Sept. 11, 2014
Orange police were called to the Jack in the Box restaurant on 16th Street Wednesday evening because a clerk had smoked PCP and was creating a disturbance. It was the second public intoxication case related to PCP in three days. Monday night, a man on PCP stripped naked in the middle of the street. In the past few months, public intoxication arrests involving the use of PCP has became almost as common as the public intoxication cases for alcoholic beverages.
Detective Captain Cliff Hargrave with the Orange Police Department said trends of drugs come and go based on availability. Lately, PCP has been commonly sold among illegal drug dealers. The drug played a prominent role in a recent murder case. An Orange County jury convicted a 32-year-old Beaumont man for murder in connection with a fatal accident that killed 16-year-old Lexy Bertrand, a Vidor High School student. The man’s girlfriend said he had smoked PCP. He then drove dangerously on the Interstate 10 to Vidor. While on Main Street, he told the girlfriend he was going to kill both of them and he stepped on the accelerator. Their car crashed into the minivan in which the teen was driving.

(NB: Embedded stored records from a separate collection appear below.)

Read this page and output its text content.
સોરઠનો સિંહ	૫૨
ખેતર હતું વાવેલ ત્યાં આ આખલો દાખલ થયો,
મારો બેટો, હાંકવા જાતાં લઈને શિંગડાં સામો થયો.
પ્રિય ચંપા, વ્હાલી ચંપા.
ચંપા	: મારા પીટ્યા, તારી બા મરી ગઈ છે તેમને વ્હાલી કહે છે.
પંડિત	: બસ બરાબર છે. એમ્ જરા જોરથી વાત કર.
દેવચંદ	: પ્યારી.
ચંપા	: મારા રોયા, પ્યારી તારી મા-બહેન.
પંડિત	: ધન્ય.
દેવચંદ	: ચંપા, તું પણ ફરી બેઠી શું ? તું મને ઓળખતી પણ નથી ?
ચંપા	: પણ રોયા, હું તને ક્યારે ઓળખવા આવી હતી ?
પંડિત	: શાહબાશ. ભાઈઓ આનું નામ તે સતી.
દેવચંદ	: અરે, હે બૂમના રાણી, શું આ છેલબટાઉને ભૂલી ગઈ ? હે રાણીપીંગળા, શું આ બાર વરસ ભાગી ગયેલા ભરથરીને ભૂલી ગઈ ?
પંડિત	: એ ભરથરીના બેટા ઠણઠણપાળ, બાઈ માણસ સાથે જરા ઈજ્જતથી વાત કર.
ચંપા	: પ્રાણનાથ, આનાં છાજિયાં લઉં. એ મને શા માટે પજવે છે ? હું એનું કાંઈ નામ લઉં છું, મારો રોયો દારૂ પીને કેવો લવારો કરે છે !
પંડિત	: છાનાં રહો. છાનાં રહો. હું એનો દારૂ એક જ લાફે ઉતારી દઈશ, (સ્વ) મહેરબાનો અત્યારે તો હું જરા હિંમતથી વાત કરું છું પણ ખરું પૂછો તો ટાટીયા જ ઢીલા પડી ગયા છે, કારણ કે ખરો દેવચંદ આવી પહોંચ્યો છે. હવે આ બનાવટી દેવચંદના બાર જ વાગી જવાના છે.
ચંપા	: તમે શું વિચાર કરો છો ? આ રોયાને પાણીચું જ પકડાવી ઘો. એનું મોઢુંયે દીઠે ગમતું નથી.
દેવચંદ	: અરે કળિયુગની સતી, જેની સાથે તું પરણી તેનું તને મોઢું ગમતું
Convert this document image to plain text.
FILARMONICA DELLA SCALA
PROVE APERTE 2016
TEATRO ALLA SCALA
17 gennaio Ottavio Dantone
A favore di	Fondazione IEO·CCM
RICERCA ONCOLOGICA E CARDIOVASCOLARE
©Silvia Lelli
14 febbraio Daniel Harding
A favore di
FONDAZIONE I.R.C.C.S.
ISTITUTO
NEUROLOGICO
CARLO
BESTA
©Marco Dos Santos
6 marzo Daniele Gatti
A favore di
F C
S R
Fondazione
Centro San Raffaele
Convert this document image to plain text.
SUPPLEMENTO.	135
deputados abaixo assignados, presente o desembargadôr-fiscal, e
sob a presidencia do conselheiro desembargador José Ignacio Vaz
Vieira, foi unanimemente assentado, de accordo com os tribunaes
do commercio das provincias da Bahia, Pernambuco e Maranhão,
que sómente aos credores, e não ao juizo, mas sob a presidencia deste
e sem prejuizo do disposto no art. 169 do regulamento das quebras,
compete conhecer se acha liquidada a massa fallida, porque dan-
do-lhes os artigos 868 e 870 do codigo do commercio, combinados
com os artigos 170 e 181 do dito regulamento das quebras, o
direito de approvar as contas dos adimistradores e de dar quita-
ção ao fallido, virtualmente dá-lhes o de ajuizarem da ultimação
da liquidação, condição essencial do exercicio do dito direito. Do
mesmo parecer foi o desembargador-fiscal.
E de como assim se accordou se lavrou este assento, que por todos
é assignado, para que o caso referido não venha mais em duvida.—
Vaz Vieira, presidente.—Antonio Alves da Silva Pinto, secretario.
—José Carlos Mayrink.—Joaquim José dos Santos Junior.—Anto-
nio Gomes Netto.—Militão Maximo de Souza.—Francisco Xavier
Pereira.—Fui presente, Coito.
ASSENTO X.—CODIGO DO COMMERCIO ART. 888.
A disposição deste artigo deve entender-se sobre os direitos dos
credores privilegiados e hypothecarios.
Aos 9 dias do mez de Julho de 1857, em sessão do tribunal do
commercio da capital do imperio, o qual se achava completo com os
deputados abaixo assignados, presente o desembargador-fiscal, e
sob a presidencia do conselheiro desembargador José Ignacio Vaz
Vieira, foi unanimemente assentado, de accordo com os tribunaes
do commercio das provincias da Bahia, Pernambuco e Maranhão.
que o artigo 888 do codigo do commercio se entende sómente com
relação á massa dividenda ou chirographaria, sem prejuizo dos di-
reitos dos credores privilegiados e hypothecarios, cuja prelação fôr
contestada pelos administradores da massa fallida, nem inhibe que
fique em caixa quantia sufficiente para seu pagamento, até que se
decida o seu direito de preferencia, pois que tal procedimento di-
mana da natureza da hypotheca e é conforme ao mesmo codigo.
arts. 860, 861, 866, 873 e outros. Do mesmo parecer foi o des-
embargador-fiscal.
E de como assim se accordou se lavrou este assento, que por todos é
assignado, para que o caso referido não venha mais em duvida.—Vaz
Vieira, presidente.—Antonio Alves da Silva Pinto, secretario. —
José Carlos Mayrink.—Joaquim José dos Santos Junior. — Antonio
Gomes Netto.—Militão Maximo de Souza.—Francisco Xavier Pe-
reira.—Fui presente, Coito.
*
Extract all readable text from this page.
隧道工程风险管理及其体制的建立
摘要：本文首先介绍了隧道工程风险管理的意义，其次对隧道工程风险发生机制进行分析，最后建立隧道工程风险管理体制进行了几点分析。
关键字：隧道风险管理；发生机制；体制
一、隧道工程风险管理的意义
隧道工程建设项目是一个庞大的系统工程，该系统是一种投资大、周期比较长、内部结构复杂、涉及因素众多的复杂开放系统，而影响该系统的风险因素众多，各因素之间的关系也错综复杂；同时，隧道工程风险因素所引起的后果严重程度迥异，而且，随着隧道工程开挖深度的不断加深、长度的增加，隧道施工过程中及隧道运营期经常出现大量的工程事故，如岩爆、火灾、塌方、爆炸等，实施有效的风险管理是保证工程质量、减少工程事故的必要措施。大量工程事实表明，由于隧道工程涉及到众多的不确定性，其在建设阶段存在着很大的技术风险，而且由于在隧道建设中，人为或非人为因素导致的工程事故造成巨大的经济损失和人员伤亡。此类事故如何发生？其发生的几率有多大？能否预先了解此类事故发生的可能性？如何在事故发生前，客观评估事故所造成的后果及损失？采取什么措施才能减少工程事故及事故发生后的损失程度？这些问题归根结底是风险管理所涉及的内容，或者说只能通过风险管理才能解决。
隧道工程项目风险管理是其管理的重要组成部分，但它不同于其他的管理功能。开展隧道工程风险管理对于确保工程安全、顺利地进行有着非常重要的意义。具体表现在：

PCP is short for phencyclidine. According to the website for Partnership for Drug Free Kids, the drug was developed in the 1950s as a surgical anesthetic. It was discontinued for human use fifty years ago because “patients often became agitated, delusional and irrational” after being on the drug. The drug is also called angel dust, embalming fluid and rocket fuel. Hargrave said almost all the PCP found in Orange is in liquid form and the most common way to take it is by soaking the liquid on a tobacco cigarette or a marijuana joint. When a cigarette or joint are soaked in PCP, the street name locally is “wet.” Police in their reports say they can smell the drug on people. Hargrave said PCP has a distinct odor that is almost like perfume, but not pleasant.
The man who was arrested Monday night ended up naked. That is not uncommon. Business Insider.com reported that “the drug drives up body temperatures. Users can get unbearably hot and may take off all their clothes and dive into any body of water—or anything that looks like water—in an effort to cool off.”
The drug, created as an anesthetic, can make a person intolerable to pain. Orange police a couple of years ago had to use a Taser shock gun three times on a man reacting to PCP.
The woman at Jack in the Box was arrested for misdemeanor public intoxication and misdemeanor resisting arrest. Officer S.V. Ward went to the business at 7 p.m. after a disturbance was reported. He said the woman said to be on PCP pushed at officers and refused to cooperate. Even after being handcuffed, he had to threaten the woman with a Taser shock gun before she would get into the patrol car to go to the county jail. The officer had minor scrapes on his hands after the scuffle.
Ward also arrested the man Monday night. He went to the 900 block of Link Avenue after a call for help because of a disturbance. When he arrived, people at the house said the man had left. Ward said he saw the man, wearing shorts and a shirt, lying in the middle of Tenth Street. As the officer turned his car around, he saw the man take off his clothes “until he was completely nude.” The man smelled of PCP. The man had scrapes on his leg and knee. Someone at the house told police the man had fallen on a table inside the house. The man was taken to the hospital to be checked before he was taken to the county jail.